Tomato (Solanum lycopersicum)
- Maturity: 80 days
- Type: Heirloom
- Vine: Indeterminate
- Plant height: 9 feet
- Fruit weight: 6 to 24 oz
- Leaf: Regular leaf
- Color: Dusky red, green shoulders
- Shape: Beefsteak

= Mr. Stripey =

Tomato cultivar

Mr. Stripey (sometimes confused with Tigerella) is a type of heirloom tomato with unusually small leaves and a mix of a yellow and red color that can fool some growers into thinking they are picking an unripe tomato.

Under good conditions in size, shape and internal structure it may be considered a "beefsteak".
Tigerella is generally smaller than the Mr Stripey variety and the colors are less defined. They are actually two distinct heirloom varieties. Tigerella isn't as sweet or "low-acid" as the Mr. Stripey variety, either. Like other heirloom varieties, Mr. Stripey has an appearance that differs considerably from other tomatoes. In coloration, it is more yellow near the stem and more red towards its underside, with gentle stripes of red and yellow blending into each other along the sides. This coloration may extend into the interior of the fruit, which tends to be more yellow than red.

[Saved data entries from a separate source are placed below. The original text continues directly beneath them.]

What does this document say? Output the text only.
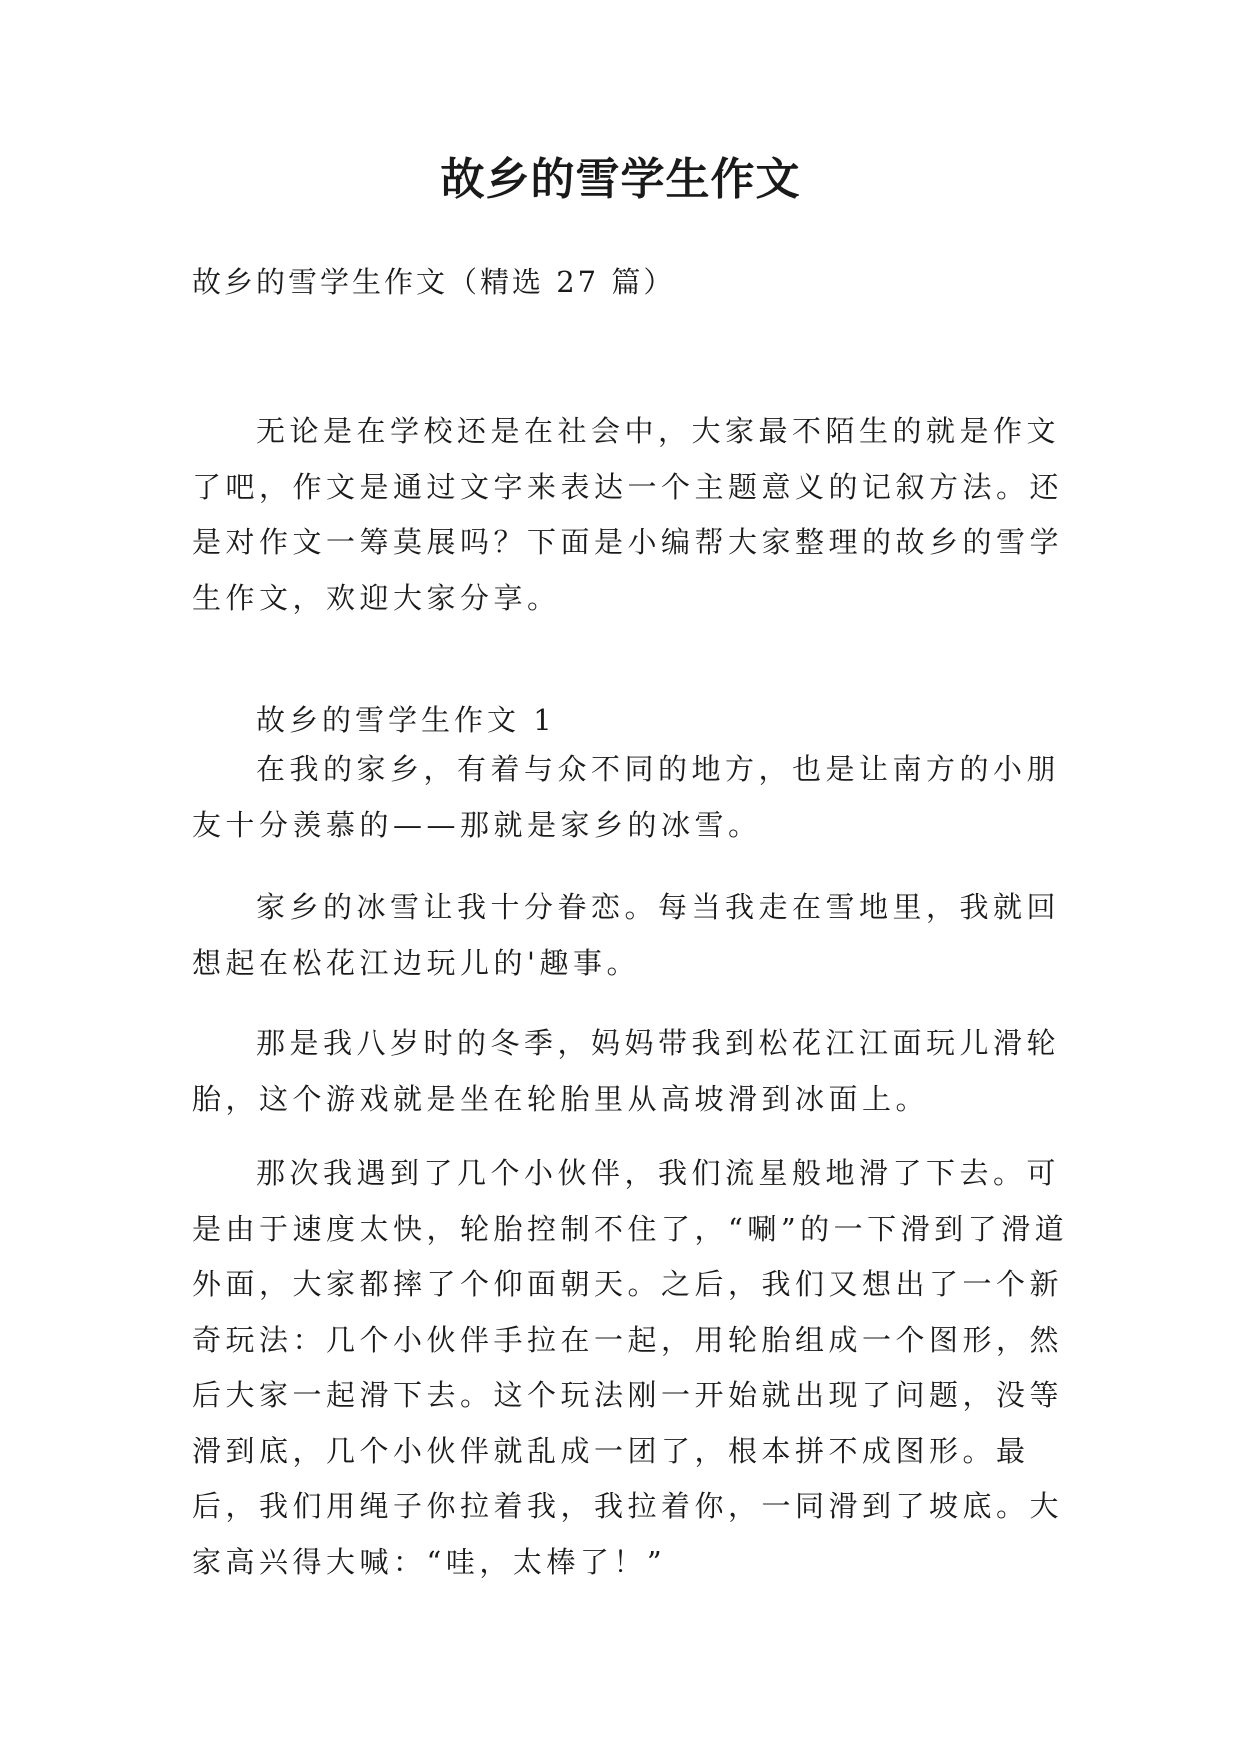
故乡的雪学生作文

故乡的雪学生作文（精选 27 篇）

无论是在学校还是在社会中，大家最不陌生的就是作文了吧，作文是通过文字来表达一个主题意义的记叙方法。还是对作文一筹莫展吗？下面是小编帮大家整理的故乡的雪学生作文，欢迎大家分享。

故乡的雪学生作文 1

在我的家乡，有着与众不同的地方，也是让南方的小朋友十分羡慕的——那就是家乡的冰雪。

家乡的冰雪让我十分眷恋。每当我走在雪地里，我就回想起在松花江边玩儿的'趣事。

那是我八岁时的冬季，妈妈带我到松花江江面玩儿滑轮胎，这个游戏就是坐在轮胎里从高坡滑到冰面上。

那次我遇到了几个小伙伴，我们流星般地滑了下去。可是由于速度太快，轮胎控制不住了，“唰”的一下滑到了滑道外面，大家都摔了个仰面朝天。之后，我们又想出了一个新奇玩法：几个小伙伴手拉在一起，用轮胎组成一个图形，然后大家一起滑下去。这个玩法刚一开始就出现了问题，没等滑到底，几个小伙伴就乱成一团了，根本拼不成图形。最后，我们用绳子你拉着我，我拉着你，一同滑到了坡底。大家高兴得大喊：“哇，太棒了！”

When conditions are right and the fruit is fully ripe, the taste will be surprisingly sweet and mild, superior to most store bought varieties. The mild character of the tomato flavor is best used where it is intended to blend in with other flavors, such as in a pasta sauce or salad. The flavor in good conditions and when fully ripe is pleasingly sweet when sliced raw. The ripe flesh is soft, juicy, and extremely tender.